In 1995 I
graduated in English literature with a dissertation on a novel by Joseph
Conrad. The novel carries an infamous title and the story revolves around the
responses of a (white) crew to the illness a black sailor on board the ship
Narcissus. The issue of race is so central in this narrative that only a blind
can fail to see it. Well, I must have been blind then, and so must have been
the professor who supervised my work and the whole committee that awarded me a summa
cum laude. In fact,
the highly racialised depiction of the protagonist, the use of racist
terminology and the process of construction of whiteness through the use of the
black character featured only marginally in my dissertation, as if the racial
imagery were a footnote to much more important issues. It was, in short, a
dissertation that assumed racism somehow as a normal (maybe even acceptable)

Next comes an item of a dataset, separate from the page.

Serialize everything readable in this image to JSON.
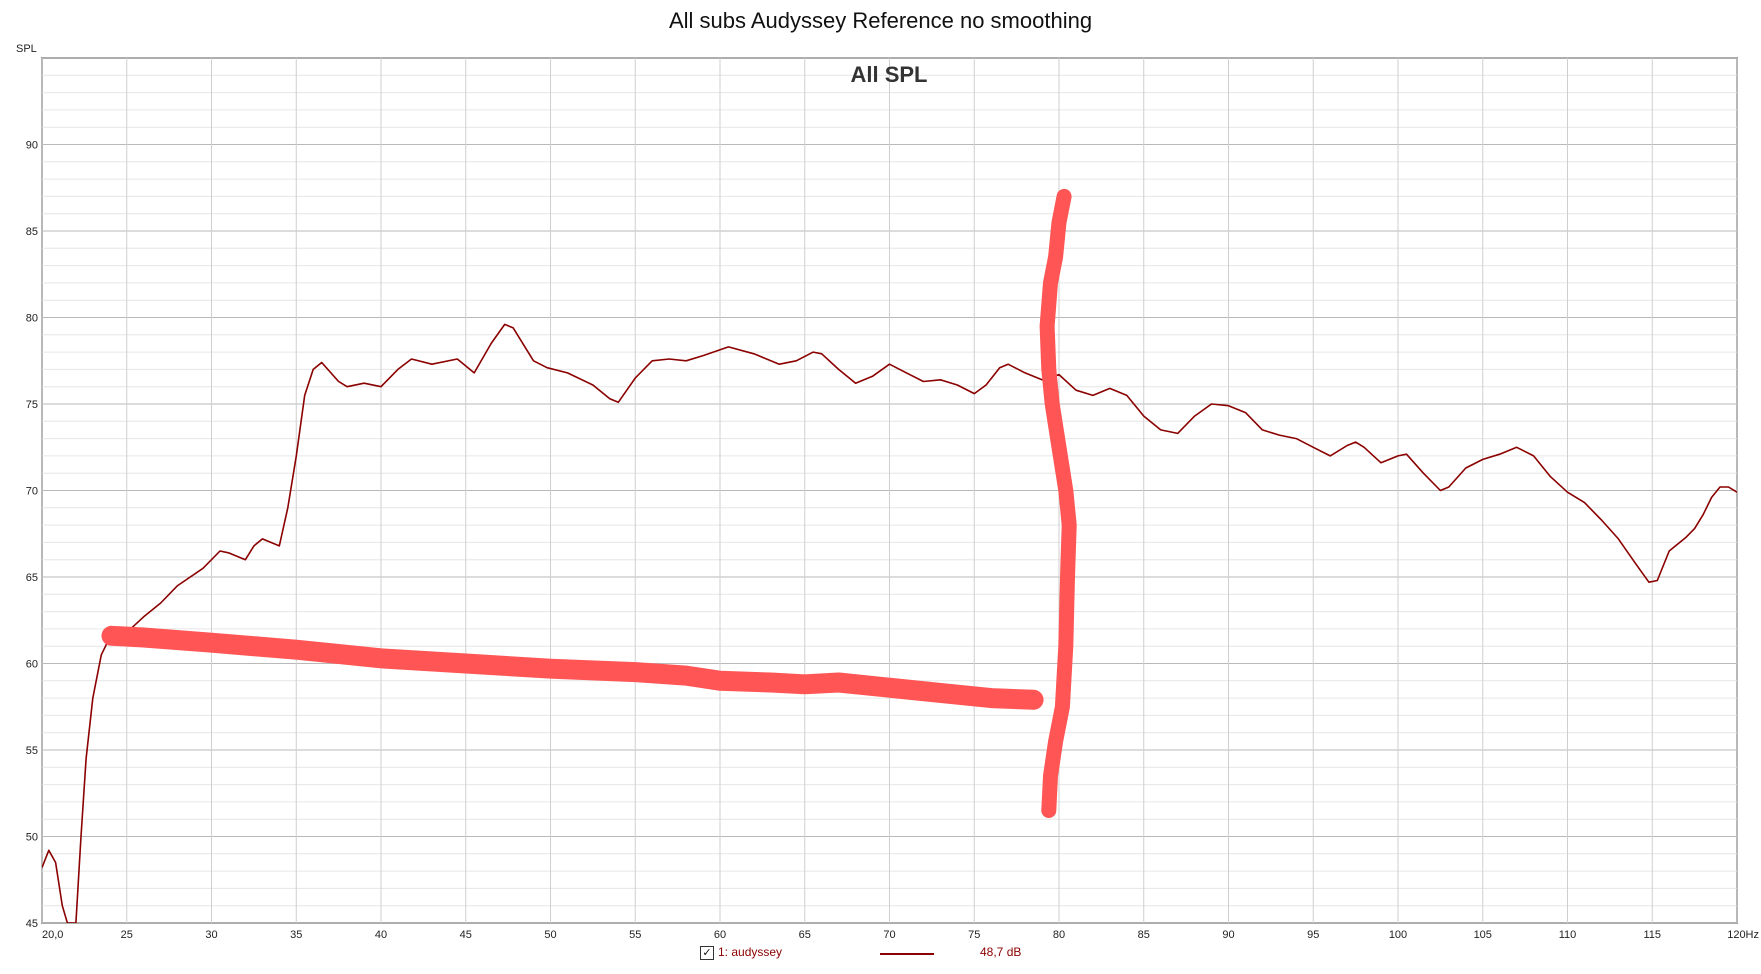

feature of human interaction, a dissertation that was based on a racist
understanding of language and culture, a dissertation that, by not recognising
racism, ensured its reproduction. Not a single voice in the committee raised
the question and I was left with the certitude of having produced a perfectly
valuable piece of work. This, however, was not merely proof of the deep-seated
indifference towards racial matters of an itself marginal academic context. It
was, more significantly, a sign of the racial blindness of literary studies,
since none of the sources I had consulted in the library had awakened my
concern in this respect.
The
eye-opener came a few months later, when I finally came across Toni Morrison’s Playing
in the Dark. This
little and dense book provided a much needed initiation into Whiteness Studies.
As a matter of fact, even if I had long been reading Black authors from the
Americas and had grown passionate about the many stories of emancipation and
self-determination, I had still not paused to reflect upon “the impact of
racism on those who perpetuate it” and I was therefore not ripe for that shift
in perspective that can only occur once you give up the assumption of whiteness
as the norm and start coming to grips with the privilege conferred by that
normativity. Interrogating the role of the “invention and development of
whiteness” in the construction of (American) identity, Morrison challenges the
“silence and evasion” of literary criticism with regard to race matters and
observes that “the habit of ignoring race is understood to be a graceful, even
generous, liberal gesture.” For me, overcoming that habit and breaking the
silence has implied a fresh start: a new understanding of literary criticism as
well as a more accurate self-positioning as a reader. Okay, better late than
never, but shouldn’t my teachers have pointed out that fault?